Python Programming Tutorials

Hierarchical Clustering with Mean Shift Introduction

Welcome to the 39th part of our machine learning tutorial series, and another tutorial within the topic of Clustering.. We continue the topic of clustering and unsupervised machine learning with the introduction of the Mean Shift algorithm.

Mean Shift is very similar to the K-Means algorithm, except for one very important factor: you do not need to specify the number of groups prior to training. The Mean Shift algorithm finds clusters on its own. For this reason, it is even more of an "unsupervised" machine learning algorithm than K-Means.

The way Mean Shift works is to go through each featureset (a datapoint on a graph), and proceed to do a hill climb operation. Hill Climbing is just as it sounds: The idea is to continually increase, or go up, until you cannot anymore. We don't have for sure just one local maximal value. We might have only one, or we might have ten. Our "hill" in this case will be the number of featuresets/datapoints within a given radius. The radius is also called a bandwidth, and the entire window is your Kernel. The more data within the window, the better. Once we can no longer take another step without decreasing the number of featuresets/datapoints within the radius, we take the mean of all data in that region and we have located a cluster center. We do this starting from each data point. Many data points will lead to the same cluster center, which should be expected, but it is also possible that other data points will take you to a completely separate cluster center.

Immediately, however, you should begin to recognize the major downside for this operation: Scale. Scale sure seems to be a consistent problem. So we're running this optimization algorithm starting from every...single...datapoint. That's rough. There are some methods we can use to speed this up, but, regardless, this algorithm can still be quite costly.

While this method is a hierarchical clustering method, your kernel can be flat or something like a Gaussian kernel. Recall the kernel is your "window." When finding the mean, we can either have every featureset with the same weight (flat kernel), or assign weights by proximity to the kernel's center (Gaussian Kernel).

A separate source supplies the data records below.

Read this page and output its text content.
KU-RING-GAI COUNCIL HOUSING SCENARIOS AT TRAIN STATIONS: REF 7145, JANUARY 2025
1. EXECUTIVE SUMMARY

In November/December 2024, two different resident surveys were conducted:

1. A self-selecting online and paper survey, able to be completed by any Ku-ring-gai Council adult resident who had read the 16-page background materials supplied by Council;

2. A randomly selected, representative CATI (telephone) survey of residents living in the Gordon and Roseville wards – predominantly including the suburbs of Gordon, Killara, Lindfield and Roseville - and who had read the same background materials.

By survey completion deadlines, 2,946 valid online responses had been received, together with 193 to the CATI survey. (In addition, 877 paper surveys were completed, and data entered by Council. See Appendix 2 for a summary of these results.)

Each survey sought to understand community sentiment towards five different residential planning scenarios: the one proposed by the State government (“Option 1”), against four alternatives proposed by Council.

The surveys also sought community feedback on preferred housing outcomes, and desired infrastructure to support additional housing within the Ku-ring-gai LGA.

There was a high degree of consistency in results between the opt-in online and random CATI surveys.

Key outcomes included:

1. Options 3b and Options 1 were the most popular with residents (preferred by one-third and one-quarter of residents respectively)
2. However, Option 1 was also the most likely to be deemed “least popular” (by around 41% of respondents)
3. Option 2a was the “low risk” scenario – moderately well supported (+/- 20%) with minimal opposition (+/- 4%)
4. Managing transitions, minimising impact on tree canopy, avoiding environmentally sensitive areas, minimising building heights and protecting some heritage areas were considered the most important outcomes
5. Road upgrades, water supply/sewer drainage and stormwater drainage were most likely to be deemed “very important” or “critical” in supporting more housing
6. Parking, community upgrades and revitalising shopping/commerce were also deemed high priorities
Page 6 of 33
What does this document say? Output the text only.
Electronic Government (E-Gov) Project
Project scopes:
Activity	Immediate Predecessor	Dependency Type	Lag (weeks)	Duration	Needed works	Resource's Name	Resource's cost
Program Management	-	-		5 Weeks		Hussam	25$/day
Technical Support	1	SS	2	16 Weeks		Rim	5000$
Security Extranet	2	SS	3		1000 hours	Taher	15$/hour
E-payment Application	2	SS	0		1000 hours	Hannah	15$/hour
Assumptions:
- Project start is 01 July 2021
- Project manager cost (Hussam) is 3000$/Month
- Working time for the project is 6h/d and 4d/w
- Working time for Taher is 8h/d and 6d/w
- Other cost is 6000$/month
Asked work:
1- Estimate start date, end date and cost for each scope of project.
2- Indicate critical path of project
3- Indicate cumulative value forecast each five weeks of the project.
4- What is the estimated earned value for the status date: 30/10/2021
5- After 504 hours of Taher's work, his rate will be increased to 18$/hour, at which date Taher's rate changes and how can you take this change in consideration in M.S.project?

What is Mean Shift used for? Along with the clustering uses mentioned before, Mean Shift is also very popular in image analysis for both tracking and smoothing. For now, we're going to focus purely on the featureset clustering aspects.

By now, we've covered the basics of using Scikit-Learn and visualization with Matplotlib, along with attributes of classifiers, so I will just plop the code down here:

import numpy as np
from sklearn.cluster import MeanShift
from sklearn.datasets.samples_generator import make_blobs
import matplotlib.pyplot as plt
from mpl_toolkits.mplot3d import Axes3D
from matplotlib import style
style.use("ggplot")

centers = [[1,1,1],[5,5,5],[3,10,10]]

X, _ = make_blobs(n_samples = 100, centers = centers, cluster_std = 1.5)

ms = MeanShift()
ms.fit(X)
labels = ms.labels_
cluster_centers = ms.cluster_centers_

print(cluster_centers)
n_clusters_ = len(np.unique(labels))
print("Number of estimated clusters:", n_clusters_)

colors = 10*['r','g','b','c','k','y','m']
fig = plt.figure()
ax = fig.add_subplot(111, projection='3d')

for i in range(len(X)):
    ax.scatter(X[i][0], X[i][1], X[i][2], c=colors[labels[i]], marker='o')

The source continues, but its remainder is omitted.